Recently one of our clients experienced catalog corruption in Greenplum DB after a power outage.
When the GPDB was restarted, a catalog corruption had manifested, and even though normal SQL submission still works, pg_dump was failing with an error like this:
$ pg_dump -t TABNAME DBNAME > /dev/null
pg_dump: schema with OID 12345678 does not exist
First, determine what needs to be fixed. Fire up psql and check:
select oid from pg_type where typnamespace = 12345678;
select oid from pg_class where relnamespace = 12345678;
select oid from pg_operator where oprnamespace = 12345678;
select oid from pg_conversion where connamespace = 12345678;
select oid from pg_opclass where opcnamespace = 12345678;
select oid from pg_aggregate where aggnamespace = 12345678;
select oid from pg_proc where procnamespace = 12345678;
If any of the above queries returned a row, we can attempt to fix the corruption by deleting the offending entries.
WARNING: THE FOLLOWING PROCEDURE SHOULD NOT BE DONE LIGHTLY. CONTACT YOUR SERVICE REP TO HELP YOU BACKUP DATABASE BEFORE PROCEEDING.
# Step 1: Shutdown GPDB
$ gpstop -M immediate
# Step 2: Restart GPDB master in *utility* mode:
$ gpstart -m
# Step 3: Connect to the master in utility mode for catalog maintenance:
$ PGOPTIONS='-c gp_session_role=utility' psql DBNAME
-- set the GUC to enable catalog updates.

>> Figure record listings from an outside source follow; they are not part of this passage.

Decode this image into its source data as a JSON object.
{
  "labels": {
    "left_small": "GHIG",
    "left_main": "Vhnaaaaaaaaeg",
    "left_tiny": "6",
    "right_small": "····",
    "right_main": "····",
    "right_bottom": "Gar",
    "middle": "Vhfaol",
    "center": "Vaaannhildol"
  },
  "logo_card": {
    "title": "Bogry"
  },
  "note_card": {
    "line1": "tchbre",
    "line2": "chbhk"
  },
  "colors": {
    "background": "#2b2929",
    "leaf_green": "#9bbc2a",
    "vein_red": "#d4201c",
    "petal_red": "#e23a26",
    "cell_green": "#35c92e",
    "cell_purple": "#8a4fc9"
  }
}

THIS IS NOT OBVIOUS!
set allow_system_table_mods=dml;
-- perform the updates
delete pg_type where typnamespace = 12345678;
delete pg_class where relnamespace = 12345678;
delete pg_operator where oprnamespace = 12345678;
delete pg_conversion where connamespace = 12345678;
delete pg_opclass where opcnamespace = 12345678;
delete pg_aggregate where aggnamespace = 12345678;
delete pg_proc where procnamespace = 12345678;
\quit
# Step 5: Restart GPDB:
$ gpstop -m; gpstart